Red House architect Philip Webb

The hall and settle at Red House

Philip Webb's independent career as an architect began in 1859 with Red House, 'very medieval in spirit', designed for William Morris and his bride Janey.

Webb's background

Webb, one of eleven children of an Oxford GP, often accompanied his father on his rounds, developing a deep love for the countryside & the city’s old buildings. He would have preferred to be an artist, but the early death of his father, when Webb was 17, made him aware ‘there was a greater need for buildings than for art’, so he chose architecture. Soon after training Webb went to work in Oxford, for Gothic Revivalist GE Street, the architect of London’s Law Courts. It was here he met Morris.
Webb was quiet and even-tempered so acted as the perfect foil to Morris’s ebullience and they quickly became firm friends. They shared a love of the English countryside and the high principles of their upbringing. Morris’s private income was to provide Webb with his first independent commission and launch his career.

Red House, Webb’s first commission     

At Red House, Webb provided Morris with a blank canvas to create the Palace of Art which his enthusiasm for all things medieval demanded. ‘More a poem than a house’, declared Rossetti when he saw it for the first time. Webb did not stop when he had designed the architecture of a house, but concerned himself with every last detail. For all his commissions he designed furniture, glassware, candle-sticks, chairs, even picture-hooks and finger-plates.

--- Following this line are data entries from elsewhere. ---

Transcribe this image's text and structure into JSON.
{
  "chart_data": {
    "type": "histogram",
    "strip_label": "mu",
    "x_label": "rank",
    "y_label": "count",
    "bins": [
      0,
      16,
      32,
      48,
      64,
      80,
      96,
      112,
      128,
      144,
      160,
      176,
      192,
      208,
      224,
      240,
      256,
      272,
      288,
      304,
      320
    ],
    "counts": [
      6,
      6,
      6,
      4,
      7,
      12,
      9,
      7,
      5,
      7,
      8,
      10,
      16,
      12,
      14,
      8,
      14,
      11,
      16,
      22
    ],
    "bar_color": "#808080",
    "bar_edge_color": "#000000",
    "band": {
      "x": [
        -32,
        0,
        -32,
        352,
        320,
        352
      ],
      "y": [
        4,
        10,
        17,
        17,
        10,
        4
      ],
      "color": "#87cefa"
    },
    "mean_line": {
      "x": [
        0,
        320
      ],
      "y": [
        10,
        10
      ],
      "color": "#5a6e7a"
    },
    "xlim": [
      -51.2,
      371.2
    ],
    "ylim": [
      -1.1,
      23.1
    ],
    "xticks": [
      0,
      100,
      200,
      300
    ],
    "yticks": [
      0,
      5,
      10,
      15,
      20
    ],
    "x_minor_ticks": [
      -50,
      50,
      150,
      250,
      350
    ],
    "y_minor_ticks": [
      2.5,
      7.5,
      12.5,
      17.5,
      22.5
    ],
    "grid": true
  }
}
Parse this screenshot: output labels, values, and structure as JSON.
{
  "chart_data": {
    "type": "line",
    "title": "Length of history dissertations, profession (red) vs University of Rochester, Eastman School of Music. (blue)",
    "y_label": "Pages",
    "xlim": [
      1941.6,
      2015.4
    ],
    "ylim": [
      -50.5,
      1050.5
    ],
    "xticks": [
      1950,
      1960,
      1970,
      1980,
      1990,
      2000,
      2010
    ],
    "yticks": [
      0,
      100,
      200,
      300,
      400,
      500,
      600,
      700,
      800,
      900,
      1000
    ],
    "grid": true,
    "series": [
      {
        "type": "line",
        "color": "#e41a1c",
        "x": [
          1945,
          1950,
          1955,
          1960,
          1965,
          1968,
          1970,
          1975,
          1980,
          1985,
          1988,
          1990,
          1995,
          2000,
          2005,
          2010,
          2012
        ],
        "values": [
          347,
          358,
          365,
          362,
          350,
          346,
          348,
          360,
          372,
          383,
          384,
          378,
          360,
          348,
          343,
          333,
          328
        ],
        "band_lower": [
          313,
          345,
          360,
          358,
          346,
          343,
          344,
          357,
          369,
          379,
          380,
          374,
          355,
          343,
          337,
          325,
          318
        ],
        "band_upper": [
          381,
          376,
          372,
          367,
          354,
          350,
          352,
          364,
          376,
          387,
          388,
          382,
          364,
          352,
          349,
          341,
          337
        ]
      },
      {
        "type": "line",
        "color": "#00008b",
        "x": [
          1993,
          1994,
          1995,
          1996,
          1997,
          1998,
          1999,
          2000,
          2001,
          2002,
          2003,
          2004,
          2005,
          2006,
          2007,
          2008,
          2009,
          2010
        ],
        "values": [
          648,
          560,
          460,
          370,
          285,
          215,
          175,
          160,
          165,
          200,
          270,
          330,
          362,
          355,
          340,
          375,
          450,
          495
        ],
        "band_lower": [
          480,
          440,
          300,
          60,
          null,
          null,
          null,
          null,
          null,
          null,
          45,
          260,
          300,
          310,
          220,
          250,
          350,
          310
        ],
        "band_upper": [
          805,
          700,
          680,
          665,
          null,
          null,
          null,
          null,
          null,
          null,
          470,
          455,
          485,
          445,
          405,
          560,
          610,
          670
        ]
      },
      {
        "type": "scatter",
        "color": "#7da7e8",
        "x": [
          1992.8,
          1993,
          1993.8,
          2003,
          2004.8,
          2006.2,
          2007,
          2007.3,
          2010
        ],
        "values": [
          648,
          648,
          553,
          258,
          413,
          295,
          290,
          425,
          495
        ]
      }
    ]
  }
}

A career launched by Red House

Red House was certainly very different from most gentlemen’s houses of the period and it quickly became an icon of the fledgling Arts & Craft Movement. Although Webb came to regard Red House as ‘work of my Gothic days’ it was highly influential and word of his talent quickly spread. Several more artists’ studio houses followed, together with nearly a dozen large country houses. He designed only a single church, St Martin’s at Brampton, Cumbria, its uncluttered interior a white-painted space over whose walls the light from a dozen Morris & Co stained glass windows dances in an endlessly shifting kaleidoscope.

A lasting legacy

Standen, which also belongs to the National Trust, was almost the last of Webb’s country houses. Here he built a house from a rich tapestry of different local materials in a vernacular style. As he generally did, and in Morris’s tradition, Webb also created a garden which ‘clothes the house’.
Webb, modest & self-sufficient, died poor in 1915. Though given to melancholy, he often had, as Morris’s daughter May put it ‘the look of a smile beneath the skin’. His buildings inspired a generation of architects and left us a legacy which is a lasting testament to his genius.